I haven’t had any time to update recently, but I’ve got a few topics loaded in the chamber and ready to shoot — just need time to write them up, and time doesn’t come cheap this time of year. I’ll have an official count on Rattle Poetry Prize submissions by the end of the week, but we’ve already broken last year’s record (“even in this economy”) and still have a two-foot stack of hardcopy submissions to log. In the middle of this, we’ve decided to move to a new apartment, sacrificing some space and solitude for the ammenities of modern life. Who would have guessed their contest entries would spend time in a U-Haul?
I did have time to notice a bump in my Amazon sales ranking — shot up to #50,000 for the first time in a few months — so made a note try to figure out where that came from. And I think I just did… Googling around, I found this new review of American Fractal by Michael Turner on Growler. Thanks, Michael, your publicity paid for my coffee this morning (if I ever sell enough to trigger royalties)!
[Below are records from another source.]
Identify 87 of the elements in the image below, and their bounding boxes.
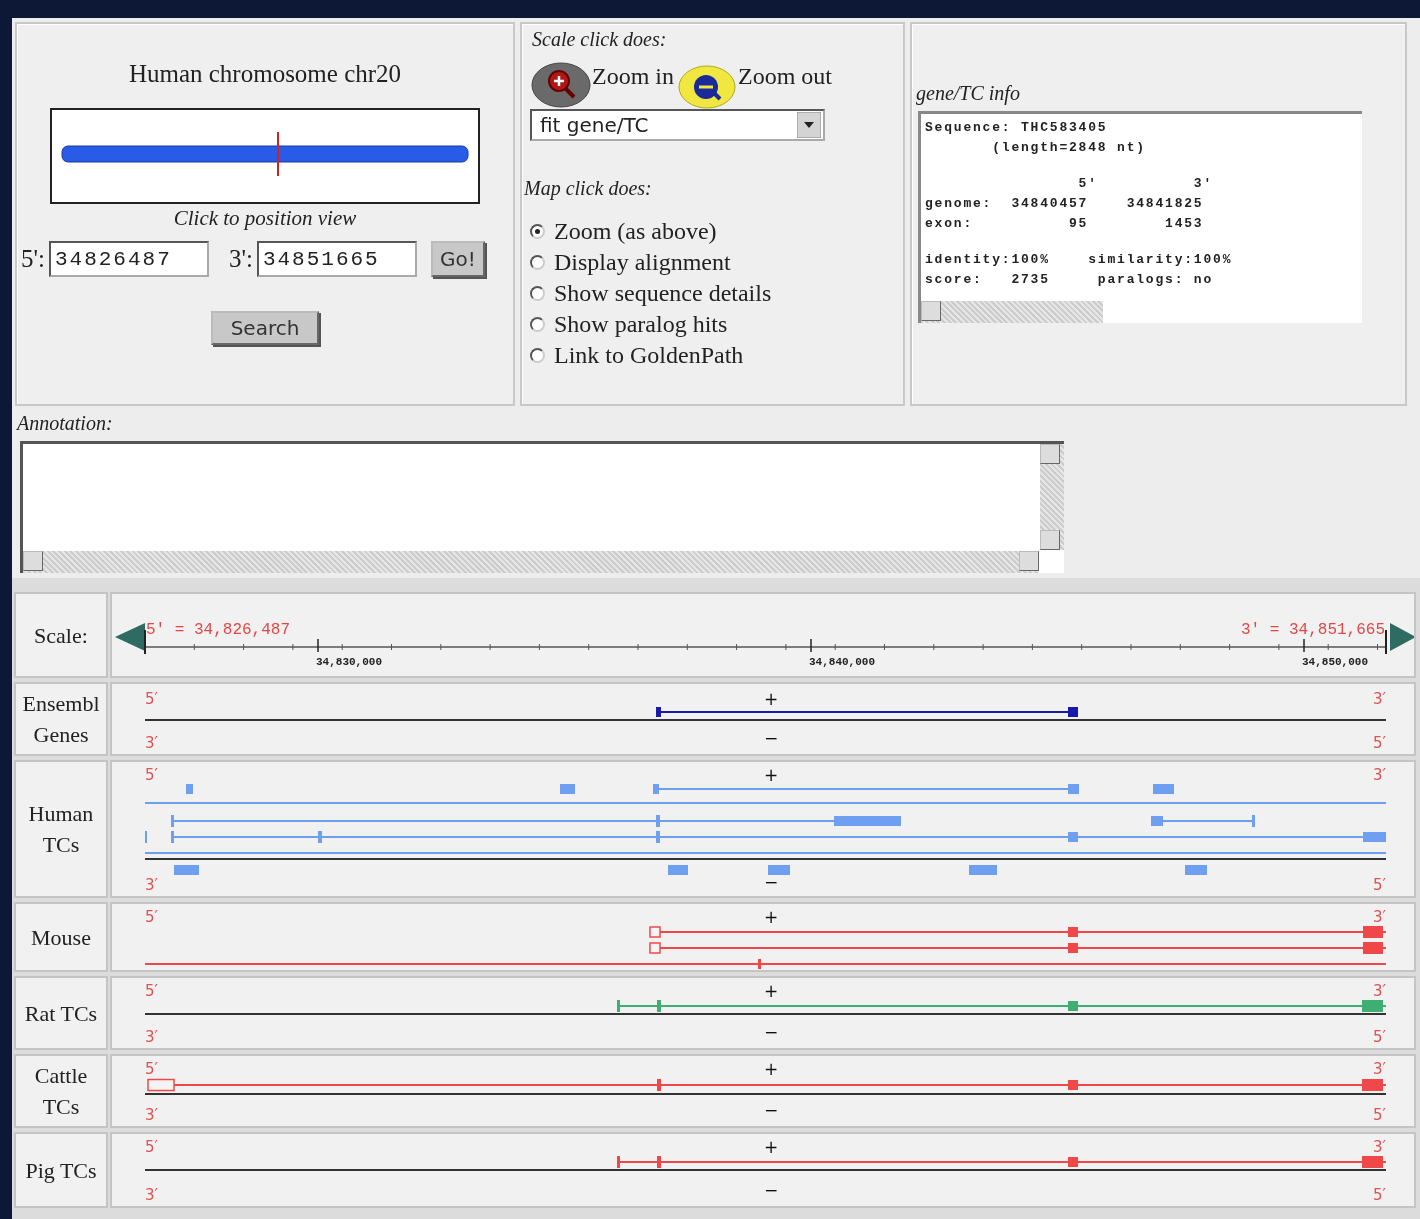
tick-label: 34,830,000 [316,656,382,668]
minus-strand-sign: − [763,1100,779,1120]
scale-start-label: 5′ = 34,826,487 [146,621,291,639]
track-label: Scale: [34,621,88,650]
radio-button[interactable] [530,224,545,239]
info-line: score: 2735 paralogs: no [925,271,1215,289]
info-heading: gene/TC info [916,82,1021,105]
strand-end-label: 3′ [145,876,158,894]
strand-end-label: 5′ [145,690,158,708]
strand-end-label: 3′ [1373,1060,1386,1078]
ideogram-caption: Click to position view [173,206,357,231]
strand-end-label: 5′ [145,766,158,784]
go-button[interactable]: Go! [430,241,485,277]
strand-end-label: 5′ [145,908,158,926]
tick-label: 34,840,000 [809,656,875,668]
track-label: Pig TCs [25,1156,97,1185]
radio-button[interactable] [530,255,545,270]
info-line: genome: 34840457 34841825 [925,195,1205,213]
minus-strand-sign: − [763,1180,779,1200]
start-input[interactable]: 34826487 [48,241,209,277]
strand-end-label: 3′ [1373,1138,1386,1156]
plus-strand-sign: + [763,907,779,927]
strand-end-label: 5′ [1373,876,1386,894]
minus-strand-sign: − [763,728,779,748]
tick-label: 34,850,000 [1302,656,1368,668]
strand-end-label: 3′ [1373,982,1386,1000]
chromosome-title: Human chromosome chr20 [128,60,402,88]
option-label[interactable]: Display alignment [554,249,731,276]
strand-end-label: 5′ [145,982,158,1000]
track-label: Mouse [31,923,91,952]
info-line: Sequence: THC583405 [925,119,1109,137]
option-label[interactable]: Link to GoldenPath [554,342,744,369]
track-label: Cattle TCs [33,1062,89,1121]
zoom-out-label: Zoom out [738,63,832,90]
strand-end-label: 5′ [1373,1186,1386,1204]
strand-end-label: 5′ [1373,1106,1386,1124]
strand-end-label: 3′ [1373,690,1386,708]
info-line: (length=2848 nt) [991,139,1147,157]
option-label[interactable]: Show sequence details [554,280,772,307]
vertical-scrollbar[interactable] [1040,444,1064,550]
search-button[interactable]: Search [210,311,320,345]
info-line: identity:100% similarity:100% [925,251,1234,269]
option-label[interactable]: Zoom (as above) [554,218,717,245]
plus-strand-sign: + [763,765,779,785]
end-input[interactable]: 34851665 [256,241,417,277]
strand-end-label: 5′ [145,1138,158,1156]
radio-button[interactable] [530,348,545,363]
plus-strand-sign: + [763,1137,779,1157]
scale-end-label: 3′ = 34,851,665 [1240,621,1385,639]
track-label: Human TCs [27,800,95,859]
strand-end-label: 5′ [1373,734,1386,752]
track-label: Rat TCs [24,999,98,1028]
horizontal-scrollbar[interactable] [921,301,1103,323]
plus-strand-sign: + [763,689,779,709]
radio-button[interactable] [530,286,545,301]
transcript-drawing[interactable] [656,707,1078,717]
end-label: 3': [228,245,253,273]
option-label[interactable]: Show paralog hits [554,311,728,338]
zoom-mode-dropdown[interactable]: fit gene/TC [530,109,825,141]
strand-end-label: 3′ [1373,766,1386,784]
info-line: 5' 3' [1077,175,1215,193]
start-label: 5': [21,245,45,273]
scroll-left-icon[interactable] [115,623,145,651]
strand-end-label: 3′ [145,1106,158,1124]
strand-end-label: 3′ [145,734,158,752]
annotation-field[interactable] [20,441,1064,573]
horizontal-scrollbar[interactable] [23,551,1039,573]
minus-strand-sign: − [763,872,779,892]
strand-end-label: 3′ [1373,908,1386,926]
strand-end-label: 5′ [1373,1028,1386,1046]
strand-end-label: 3′ [145,1028,158,1046]
scroll-right-icon[interactable] [1390,623,1414,651]
info-line: exon: 95 1453 [925,215,1205,233]
minus-strand-sign: − [763,1022,779,1042]
strand-end-label: 3′ [145,1186,158,1204]
chromosome-ideogram-drawing[interactable] [50,108,480,204]
scale-click-heading: Scale click does: [532,28,668,51]
caret-icon [797,112,821,138]
plus-strand-sign: + [763,1059,779,1079]
radio-button[interactable] [530,317,545,332]
annotation-label: Annotation: [17,412,114,435]
strand-end-label: 5′ [145,1060,158,1078]
zoom-in-label: Zoom in [592,63,674,90]
zoom-in-icon[interactable] [530,59,592,109]
plus-strand-sign: + [763,981,779,1001]
map-click-heading: Map click does: [524,177,653,200]
track-label: Ensembl Genes [21,690,101,749]
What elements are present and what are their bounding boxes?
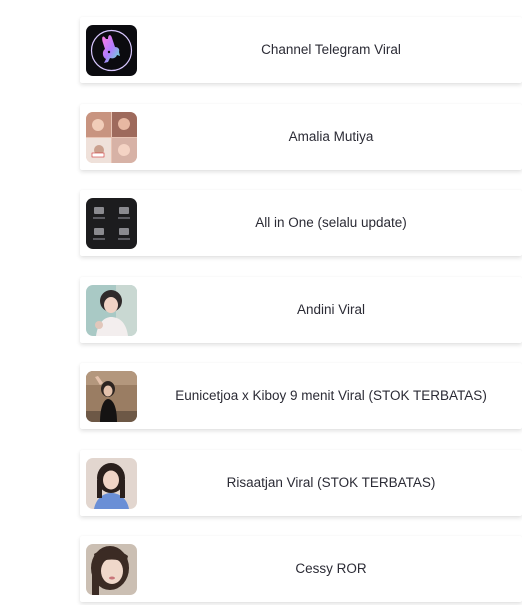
portrait-thumbnail-icon: [86, 544, 137, 595]
link-button-channel-telegram-viral[interactable]: Channel Telegram Viral: [80, 17, 522, 83]
link-label: Andini Viral: [296, 302, 366, 317]
portrait-thumbnail-icon: [86, 371, 137, 422]
link-button-risaatjan-viral[interactable]: Risaatjan Viral (STOK TERBATAS): [80, 450, 522, 516]
link-label: Channel Telegram Viral: [261, 42, 401, 57]
photo-collage-thumbnail-icon: [86, 112, 137, 163]
link-label: Eunicetjoa x Kiboy 9 menit Viral (STOK T…: [175, 388, 487, 403]
link-button-cessy-ror[interactable]: Cessy ROR: [80, 536, 522, 602]
link-button-eunicetjoa-kiboy[interactable]: Eunicetjoa x Kiboy 9 menit Viral (STOK T…: [80, 363, 522, 429]
link-button-amalia-mutiya[interactable]: Amalia Mutiya: [80, 104, 522, 170]
playboy-bunny-logo-icon: [86, 25, 137, 76]
link-button-all-in-one[interactable]: All in One (selalu update): [80, 190, 522, 256]
link-label: Cessy ROR: [295, 561, 367, 576]
link-button-andini-viral[interactable]: Andini Viral: [80, 277, 522, 343]
link-label: All in One (selalu update): [255, 215, 407, 230]
portrait-thumbnail-icon: [86, 458, 137, 509]
portrait-thumbnail-icon: [86, 285, 137, 336]
folder-grid-thumbnail-icon: [86, 198, 137, 249]
link-label: Amalia Mutiya: [288, 129, 374, 144]
link-label: Risaatjan Viral (STOK TERBATAS): [226, 475, 436, 490]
Growler is new to me, but two years old — a smartly designed and well-written compliment to the equally choice Barrelhouse magazine. One of my to-do posts is a list of other lit mags fans of Rattle might like, and Barrelhouse was already on the list. Anyway, Growler reviews first books of poetry, so if you’re looking for new poets, it’s a great place to start.
Michael Turner’s review is my favorite to come out yet. When I put the manuscript together, I worried that it would come across as a hodgepodge of poems, rather than a collected unit — that I hadn’t left enough clues to resolve the broader picture of the “American fractal,” as it were. Turner gets it, and I have no idea who he is, so I’m pretty sure I never explained it to him. In fact, he sometimes articulates the theme better than I can. Here’s the conclusion, read the whole review for the rest, obviously:
Many of Green’s speakers seem to desire to disappear, to re-work the equation for subtraction. It is the frustration caused by a world that fails to allow disappearance which provides this book with a convincing uncertainty. Green’s is a world where one cannot distinguish between the ending and the beginning simply by the sound of the applause.
p.s. The Odd Life of Timothy Green. Gotta try to say that phrase every once in a while, as part of a Google-Bomb Defense Shield. Haven’t seen any updates about that deadly movie, but it’s already creeping up the search rankings, and it’s still in rumor-phase.